Ribacka Camilla, Verkhovsky Michael I, Belevich Ilya, Bloch Dmitry A, Puustinen Anne, Wikström Mårten
Helsinki Bioenergetics Group, Program for Structural Biology and Biophysics, Institute of Biotechnology, University of Helsinki, PB 65 (Viikinkaari 1), FIN-00014, Helsinki, Finland.
Biochemistry. 2005 Dec 20;44(50):16502-12. doi: 10.1021/bi0511336.

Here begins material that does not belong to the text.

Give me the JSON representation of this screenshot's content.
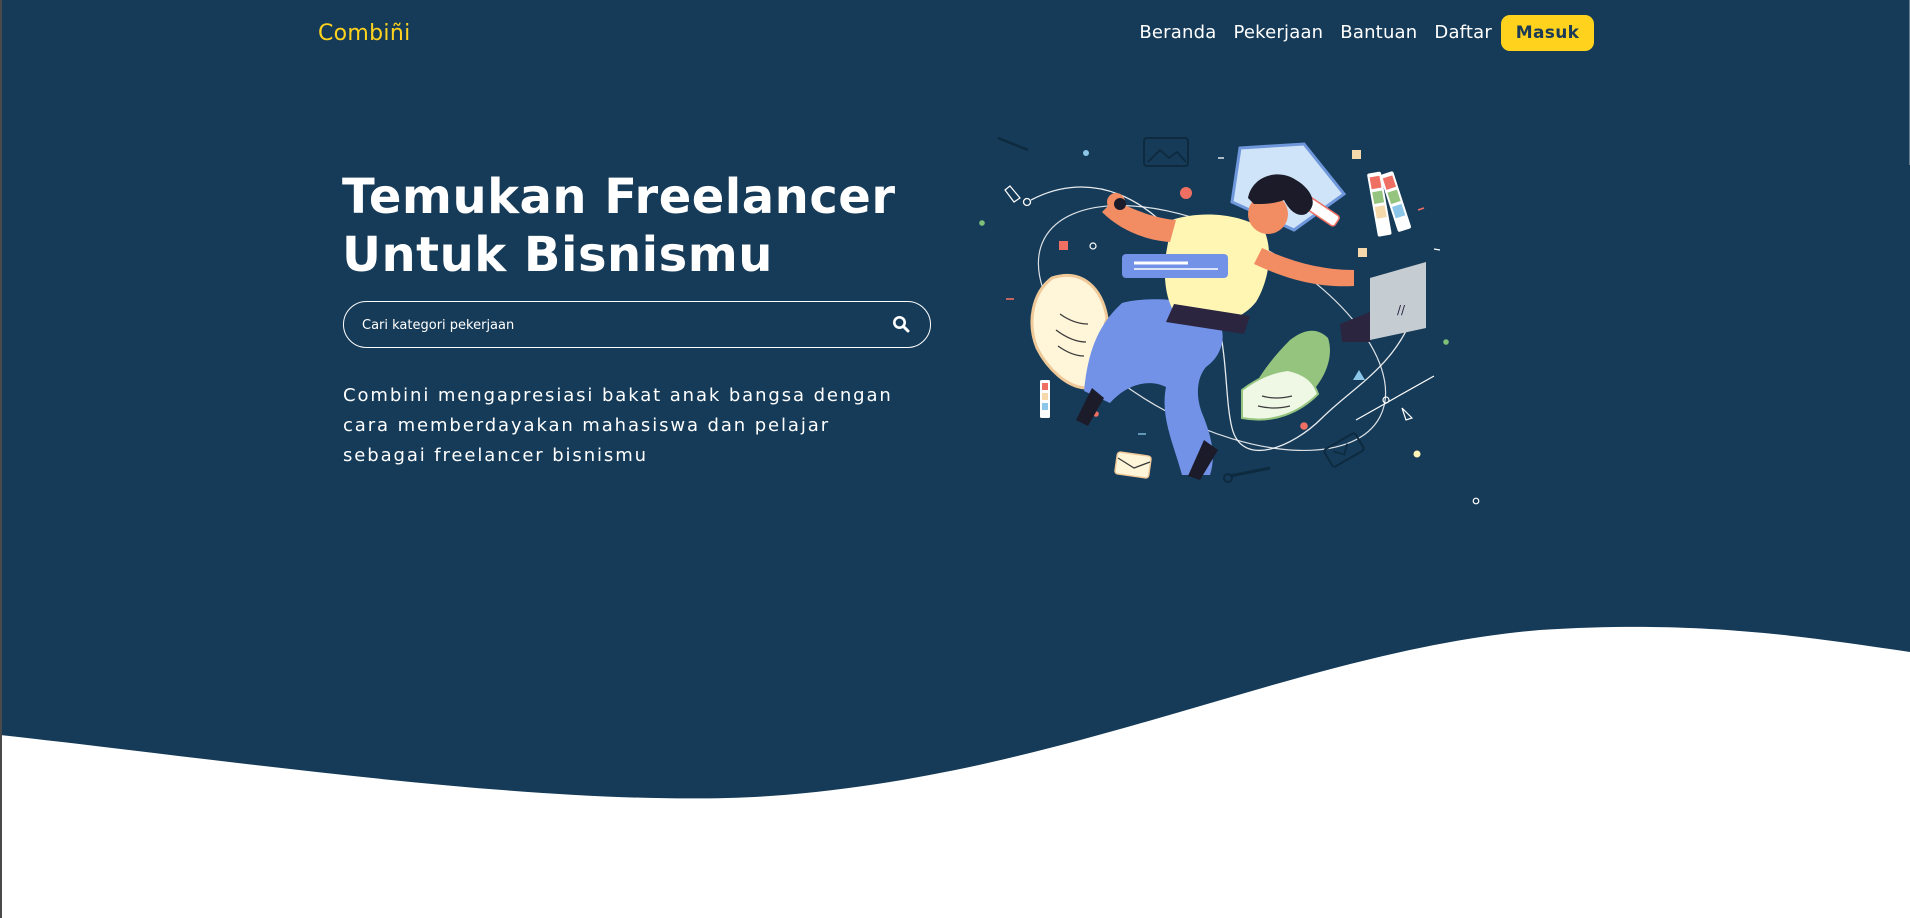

Cytochrome c oxidase couples reduction of dioxygen to water to translocation of protons over the inner mitochondrial or bacterial membrane. A likely proton acceptor for pumped protons is the Delta-propionate of heme a(3), which may receive the proton via water molecules from a conserved glutamic acid (E278 in subunit I of the Paracoccus denitrificans enzyme) and which receives a hydrogen bond from a conserved tryptophan, W164. Here, W164 was mutated to phenylalanine (W164F) to further explore the role of the heme a(3) Delta-propionate in proton translocation. FTIR spectroscopy showed changes in vibrations possibly attributable to heme propionates, and the midpoint redox potential of heme a(3) decreased by approximately 50 mV. The reaction of the oxidized W164F enzyme with hydrogen peroxide yielded substantial amounts of the intermediate F' even at high pH, which suggests that the mutation rearranges the local electric field in the binuclear center that controls the peroxide reaction. The steady-state proton translocation stoichiometry of the W164F enzyme dropped to approximately 0.5 H(+)/e(-) in cells and reconstituted proteoliposomes. Time-resolved electrometric measurements showed that when the fully reduced W164F enzyme reacted with O(2), the membrane potential generated in the fast phase of this reaction was far too small to account either for full proton pumping or uptake of a substrate proton from the inside of the proteoliposomes. Time-resolved optical spectroscopy showed that this fast electrometric phase occurred with kinetics corresponding to the transition from state A to P(R), whereas the subsequent transition to the F state was strongly delayed. This is due to a delay of reprotonation of E278 via the D-pathway, which was confirmed by observation of a slowed rate of Cu(A) oxidation and which explains the small amplitude of the fast charge transfer phase. Surprisingly, the W164F mutation thus mimics a weak block of the D-pathway, which is interpreted as an effect on the side chain isomerization of E278. The fast charge translocation may be due to transfer of a proton from E278 to a "pump site" above the heme groups and is likely to occur also in wild-type enzyme, though not distinguished earlier due to the high-amplitude membrane potential formation during the P(R)--> F transition.
细胞色素c氧化酶将氧气还原为水的过程与质子在线粒体内膜或细菌膜上的跨膜转运相偶联。被泵出的质子的一个可能的受体是血红素a(3)的δ-丙酸酯,它可能通过水分子从一个保守的谷氨酸(反硝化副球菌酶亚基I中的E278)接收质子,并且它从一个保守的色氨酸W164接受氢键。在此,将W164突变为苯丙氨酸(W164F)以进一步探索血红素a(3)δ-丙酸酯在质子转运中的作用。傅里叶变换红外光谱显示振动变化可能归因于血红素丙酸酯,并且血红素a(3)的中点氧化还原电位降低了约50 mV。即使在高pH值下,氧化型W164F酶与过氧化氢的反应也产生大量的中间体F',这表明该突变重新排列了控制过氧化物反应的双核中心的局部电场。在细胞和重组蛋白脂质体中,W164F酶的稳态质子转运化学计量比降至约0.5 H(+)/e(-)。时间分辨的电测量表明,当完全还原的W164F酶与O(2)反应时,该反应快速阶段产生的膜电位太小,无法解释完全的质子泵浦或从蛋白脂质体内部摄取底物质子。时间分辨光谱表明,这个快速电测量阶段的动力学与从状态A到P(R)的转变相对应,而随后向F状态的转变则被强烈延迟。这是由于通过D途径对E278的再质子化延迟,这通过观察到Cu(A)氧化速率减慢得到证实,并且这解释了快速电荷转移阶段的小幅度。令人惊讶的是,W164F突变因此模拟了D途径的弱阻断,这被解释为对E278侧链异构化的影响。快速电荷转运可能是由于质子从E278转移到血红素基团上方的“泵位点”,并且可能也发生在野生型酶中,尽管由于在P(R)--> F转变期间形成的高幅度膜电位而未被早期区分。